Even if hunters cease harvest of does and fawns entirely, predators might still be a strong enough force to prevent population recovery. In many areas predators are picking off lots of fawns, igniting a chain reaction that leaves many hunters with nothing to hunt. Aggressive predator control might be the best way to address this particular issue.
Poaching and unlicensed deer hunting are major problems, largely because it is almost impossible to estimate just how big an impact they are having on deer populations. A study by the Noble Foundation between 2008 and 2010 saw poachers kill eight of the 57 bucks that the organization had collared for study.
Unless poachers were specifically targeting the collared animals, the study suggests that poachers could be killing 14 percent of buck populations. How accurate this number is, of course, is difficult to judge, a fact that makes the job of deer management organizations that much harder. How can effective deer management strategies be put in place if we don’t know how many deer are being taken by unlicensed hunters?
4. Reduced interest in hunting
While obviously not the reason that many of us saw and killed fewer deer last fall than in previous years, many states have recently recorded a decline in hunting tag sales – a factor that is almost definitely contributing to the drop of overall state harvest numbers.
As finding deer becomes more difficult, fewer hunters are going to bother going to the trouble to buy a tag and spend time in the field, making this entry on the list both a “cause” and an “effect” of declining deer harvests at the same time.
The fear among hunters that deer diseases are presenting a major threat to herd populations tends to come in waves. Every few years, a severe outbreak of chronic wasting disease or epizootic hemorrhagic disease will devastate a deer herd in a specific region and leave wildlife management experts wondering what would happen if a wide-scale epidemic of one of these diseases got out and effected the nation’s deer herds across the board.
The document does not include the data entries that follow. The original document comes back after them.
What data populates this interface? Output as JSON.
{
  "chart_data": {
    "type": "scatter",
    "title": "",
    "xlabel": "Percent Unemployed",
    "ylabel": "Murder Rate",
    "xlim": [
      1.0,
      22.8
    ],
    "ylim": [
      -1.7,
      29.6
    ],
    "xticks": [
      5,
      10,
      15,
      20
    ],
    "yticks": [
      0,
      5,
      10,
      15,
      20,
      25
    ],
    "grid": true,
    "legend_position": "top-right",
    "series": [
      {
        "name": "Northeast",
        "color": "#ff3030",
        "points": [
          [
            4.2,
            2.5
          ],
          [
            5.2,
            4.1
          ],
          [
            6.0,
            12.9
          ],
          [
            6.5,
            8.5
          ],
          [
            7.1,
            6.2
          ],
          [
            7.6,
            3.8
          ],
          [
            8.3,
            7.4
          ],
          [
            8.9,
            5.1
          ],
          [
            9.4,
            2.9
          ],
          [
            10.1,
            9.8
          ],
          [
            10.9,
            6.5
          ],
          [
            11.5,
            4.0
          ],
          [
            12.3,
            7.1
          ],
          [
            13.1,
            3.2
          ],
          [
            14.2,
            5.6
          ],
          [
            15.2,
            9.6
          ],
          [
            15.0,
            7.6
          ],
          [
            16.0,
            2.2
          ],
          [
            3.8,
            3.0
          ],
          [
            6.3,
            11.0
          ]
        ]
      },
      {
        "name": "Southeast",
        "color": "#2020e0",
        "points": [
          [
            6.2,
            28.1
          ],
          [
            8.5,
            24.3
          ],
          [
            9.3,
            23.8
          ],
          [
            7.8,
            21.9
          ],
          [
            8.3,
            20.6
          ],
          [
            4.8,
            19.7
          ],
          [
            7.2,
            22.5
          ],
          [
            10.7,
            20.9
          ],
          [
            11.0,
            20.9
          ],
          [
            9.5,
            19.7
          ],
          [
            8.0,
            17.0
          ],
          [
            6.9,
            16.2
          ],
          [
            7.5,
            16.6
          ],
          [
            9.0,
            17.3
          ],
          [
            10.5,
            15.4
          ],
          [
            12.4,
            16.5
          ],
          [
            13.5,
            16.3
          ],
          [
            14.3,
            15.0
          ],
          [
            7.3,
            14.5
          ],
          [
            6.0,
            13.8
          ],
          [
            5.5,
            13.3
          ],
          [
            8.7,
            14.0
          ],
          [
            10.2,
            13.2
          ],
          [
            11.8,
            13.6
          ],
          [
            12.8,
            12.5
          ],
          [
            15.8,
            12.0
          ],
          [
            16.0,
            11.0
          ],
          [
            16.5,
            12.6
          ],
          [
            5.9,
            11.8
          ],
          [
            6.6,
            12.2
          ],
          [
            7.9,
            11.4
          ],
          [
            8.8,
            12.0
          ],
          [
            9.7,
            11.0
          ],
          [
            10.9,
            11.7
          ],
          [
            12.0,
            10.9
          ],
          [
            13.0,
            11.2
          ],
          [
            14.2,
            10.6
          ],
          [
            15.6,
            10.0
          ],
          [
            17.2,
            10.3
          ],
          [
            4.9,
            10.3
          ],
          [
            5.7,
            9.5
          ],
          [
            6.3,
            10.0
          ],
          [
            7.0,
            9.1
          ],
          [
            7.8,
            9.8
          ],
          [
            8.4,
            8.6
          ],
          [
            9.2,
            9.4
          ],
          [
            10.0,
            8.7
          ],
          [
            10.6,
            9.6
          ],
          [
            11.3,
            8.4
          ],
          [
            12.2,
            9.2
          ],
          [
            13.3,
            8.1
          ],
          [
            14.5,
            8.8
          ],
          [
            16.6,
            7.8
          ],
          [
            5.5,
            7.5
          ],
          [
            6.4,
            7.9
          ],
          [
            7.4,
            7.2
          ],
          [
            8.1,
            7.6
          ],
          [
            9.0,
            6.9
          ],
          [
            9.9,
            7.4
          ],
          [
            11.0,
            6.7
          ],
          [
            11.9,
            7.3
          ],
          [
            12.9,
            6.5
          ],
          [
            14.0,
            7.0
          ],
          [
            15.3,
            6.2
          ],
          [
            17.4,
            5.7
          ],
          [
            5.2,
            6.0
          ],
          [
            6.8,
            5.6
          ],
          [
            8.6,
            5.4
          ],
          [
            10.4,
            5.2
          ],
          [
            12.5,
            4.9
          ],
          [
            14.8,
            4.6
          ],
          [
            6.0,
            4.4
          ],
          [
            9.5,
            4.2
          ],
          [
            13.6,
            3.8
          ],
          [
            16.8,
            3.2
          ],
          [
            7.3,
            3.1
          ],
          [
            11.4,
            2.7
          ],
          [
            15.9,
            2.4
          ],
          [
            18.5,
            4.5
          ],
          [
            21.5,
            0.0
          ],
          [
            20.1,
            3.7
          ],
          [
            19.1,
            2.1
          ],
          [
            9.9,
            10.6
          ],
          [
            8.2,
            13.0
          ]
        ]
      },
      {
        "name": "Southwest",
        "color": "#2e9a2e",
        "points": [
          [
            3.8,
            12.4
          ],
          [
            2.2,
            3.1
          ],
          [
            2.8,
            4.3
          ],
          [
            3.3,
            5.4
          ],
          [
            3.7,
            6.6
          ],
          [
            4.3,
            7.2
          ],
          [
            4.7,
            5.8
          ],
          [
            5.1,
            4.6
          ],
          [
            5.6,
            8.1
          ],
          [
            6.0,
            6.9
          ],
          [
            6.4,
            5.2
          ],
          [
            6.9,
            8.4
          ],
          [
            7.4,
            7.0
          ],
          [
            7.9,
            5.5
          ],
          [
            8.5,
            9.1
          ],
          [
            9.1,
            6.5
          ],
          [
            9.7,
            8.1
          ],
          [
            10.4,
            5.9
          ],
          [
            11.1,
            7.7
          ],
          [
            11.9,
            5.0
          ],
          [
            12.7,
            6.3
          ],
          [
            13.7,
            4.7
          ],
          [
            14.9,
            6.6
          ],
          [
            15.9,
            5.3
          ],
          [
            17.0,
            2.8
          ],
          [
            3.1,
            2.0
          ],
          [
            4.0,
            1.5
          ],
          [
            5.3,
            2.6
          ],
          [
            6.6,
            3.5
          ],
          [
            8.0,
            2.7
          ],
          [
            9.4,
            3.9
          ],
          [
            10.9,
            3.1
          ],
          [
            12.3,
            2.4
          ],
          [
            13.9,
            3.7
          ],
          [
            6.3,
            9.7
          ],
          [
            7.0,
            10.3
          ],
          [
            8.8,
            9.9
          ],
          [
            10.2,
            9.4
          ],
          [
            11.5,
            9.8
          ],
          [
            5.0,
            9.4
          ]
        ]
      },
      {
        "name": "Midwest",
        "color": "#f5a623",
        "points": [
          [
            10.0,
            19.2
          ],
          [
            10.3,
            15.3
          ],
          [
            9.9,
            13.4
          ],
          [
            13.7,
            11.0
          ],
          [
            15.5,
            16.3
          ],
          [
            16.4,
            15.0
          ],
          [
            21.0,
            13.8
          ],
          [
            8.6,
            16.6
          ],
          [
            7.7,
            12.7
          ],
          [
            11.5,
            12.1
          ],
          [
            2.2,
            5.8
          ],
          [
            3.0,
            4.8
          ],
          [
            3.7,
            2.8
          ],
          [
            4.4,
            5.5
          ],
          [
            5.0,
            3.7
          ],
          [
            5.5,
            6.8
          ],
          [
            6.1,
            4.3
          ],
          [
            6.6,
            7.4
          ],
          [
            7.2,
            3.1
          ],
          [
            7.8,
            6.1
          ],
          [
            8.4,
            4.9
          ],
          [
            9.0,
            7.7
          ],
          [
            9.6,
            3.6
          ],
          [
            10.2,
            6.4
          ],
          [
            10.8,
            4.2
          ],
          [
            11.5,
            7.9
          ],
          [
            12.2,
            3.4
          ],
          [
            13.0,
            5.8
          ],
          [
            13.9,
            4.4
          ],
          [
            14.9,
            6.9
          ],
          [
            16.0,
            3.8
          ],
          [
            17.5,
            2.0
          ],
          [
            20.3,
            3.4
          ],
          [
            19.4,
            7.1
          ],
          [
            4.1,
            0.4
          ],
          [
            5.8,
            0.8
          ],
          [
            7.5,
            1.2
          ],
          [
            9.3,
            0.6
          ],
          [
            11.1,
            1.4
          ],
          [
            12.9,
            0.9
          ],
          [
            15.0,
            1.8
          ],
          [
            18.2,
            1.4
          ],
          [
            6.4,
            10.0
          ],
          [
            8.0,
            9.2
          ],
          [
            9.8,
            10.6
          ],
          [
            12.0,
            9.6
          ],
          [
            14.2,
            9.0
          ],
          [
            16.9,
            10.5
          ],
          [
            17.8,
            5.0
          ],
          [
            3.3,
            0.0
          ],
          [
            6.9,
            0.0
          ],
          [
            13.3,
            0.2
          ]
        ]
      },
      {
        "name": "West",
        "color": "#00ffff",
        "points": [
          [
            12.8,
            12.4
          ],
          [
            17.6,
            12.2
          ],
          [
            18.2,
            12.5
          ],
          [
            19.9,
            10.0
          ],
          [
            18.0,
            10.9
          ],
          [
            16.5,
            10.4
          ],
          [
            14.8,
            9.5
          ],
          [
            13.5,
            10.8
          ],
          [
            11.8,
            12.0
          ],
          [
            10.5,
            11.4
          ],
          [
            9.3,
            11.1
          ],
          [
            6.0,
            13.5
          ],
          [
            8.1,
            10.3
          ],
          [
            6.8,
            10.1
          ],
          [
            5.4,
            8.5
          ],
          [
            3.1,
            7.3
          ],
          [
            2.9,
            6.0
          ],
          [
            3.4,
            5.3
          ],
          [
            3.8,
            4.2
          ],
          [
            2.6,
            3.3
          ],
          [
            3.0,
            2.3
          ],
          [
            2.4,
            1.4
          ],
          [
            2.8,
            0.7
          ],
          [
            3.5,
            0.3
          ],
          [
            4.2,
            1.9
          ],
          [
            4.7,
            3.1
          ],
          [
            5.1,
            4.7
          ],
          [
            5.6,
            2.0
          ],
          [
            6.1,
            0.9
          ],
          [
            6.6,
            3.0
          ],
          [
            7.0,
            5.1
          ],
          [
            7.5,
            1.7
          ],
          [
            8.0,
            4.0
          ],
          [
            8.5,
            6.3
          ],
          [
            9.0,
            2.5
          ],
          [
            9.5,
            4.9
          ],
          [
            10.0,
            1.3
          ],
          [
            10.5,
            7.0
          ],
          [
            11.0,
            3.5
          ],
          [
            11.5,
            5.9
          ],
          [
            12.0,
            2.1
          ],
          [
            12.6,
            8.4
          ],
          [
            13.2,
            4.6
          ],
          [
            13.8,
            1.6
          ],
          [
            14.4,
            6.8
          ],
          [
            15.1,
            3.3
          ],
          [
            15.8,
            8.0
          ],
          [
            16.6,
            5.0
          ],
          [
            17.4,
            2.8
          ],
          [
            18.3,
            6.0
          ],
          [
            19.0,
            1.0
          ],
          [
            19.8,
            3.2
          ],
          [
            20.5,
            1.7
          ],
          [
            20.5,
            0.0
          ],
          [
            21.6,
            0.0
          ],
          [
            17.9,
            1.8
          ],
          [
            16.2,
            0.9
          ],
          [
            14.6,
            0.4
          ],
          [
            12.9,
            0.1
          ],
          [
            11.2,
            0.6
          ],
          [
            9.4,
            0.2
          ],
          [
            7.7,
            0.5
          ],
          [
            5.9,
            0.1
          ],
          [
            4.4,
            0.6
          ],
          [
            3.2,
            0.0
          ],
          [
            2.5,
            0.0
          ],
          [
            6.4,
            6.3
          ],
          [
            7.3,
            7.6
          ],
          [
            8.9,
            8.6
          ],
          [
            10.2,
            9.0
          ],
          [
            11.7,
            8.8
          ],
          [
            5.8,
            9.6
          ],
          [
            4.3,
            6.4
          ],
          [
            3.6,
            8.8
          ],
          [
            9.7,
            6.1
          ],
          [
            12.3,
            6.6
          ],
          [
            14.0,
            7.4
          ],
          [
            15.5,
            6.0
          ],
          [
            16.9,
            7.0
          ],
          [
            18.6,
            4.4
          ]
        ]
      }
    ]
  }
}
However, while these diseases – as well as others, such as cutaneous fibromas and Lyme disease – certainly present threats to the health of deer herds and to the overall level of deer harvests seen in different areas, they are not likely the driving force behind any major deer decline. Case in point was a study conducted in Missouri a few years back, which used radio transmitters to track deer and note causes of death. Only four percent (or eight deer) died of any disease-related cause.
6. Tough winters
It will be interesting to gauge the health of deer populations after this winter, which has been one of the coldest and longest on record in many areas of the country. Tough winters like this one can wear deer populations down and have a big impact on the overall health of the herd.
With that said, it’s not likely that winter weather is a primary cause of harvest decline across the board. Even in areas which never face tough winters – Florida, for instance – hunters have been noticing a clear decline of deer population sizes and harvest numbers.
RELATED: How Whitetails Handle the Winter
It may not be the cold winters themselves that are presenting arguably the biggest threat to deer herd health, though. On the contrary, what truly counts in the winter is the habitat and how it is equipped to help deer weather the storm.
Deer herds needs a balance of cover and food to survive the brutal winters described in the previous slide. The best cover, it seems, is provided by tough and durable evergreen conifers, which help to protect wooded areas from wind and prevent deep snow as well.
However, in the winter, most deer herds resort to feeding on woody browse to survive, which is provided entirely by the buds and twigs of shrubs, saplings, and more seasonal trees. Habitats that do not provide this balance, therefore, can become incredibly difficult places for deer herds to survive a long and hard winter.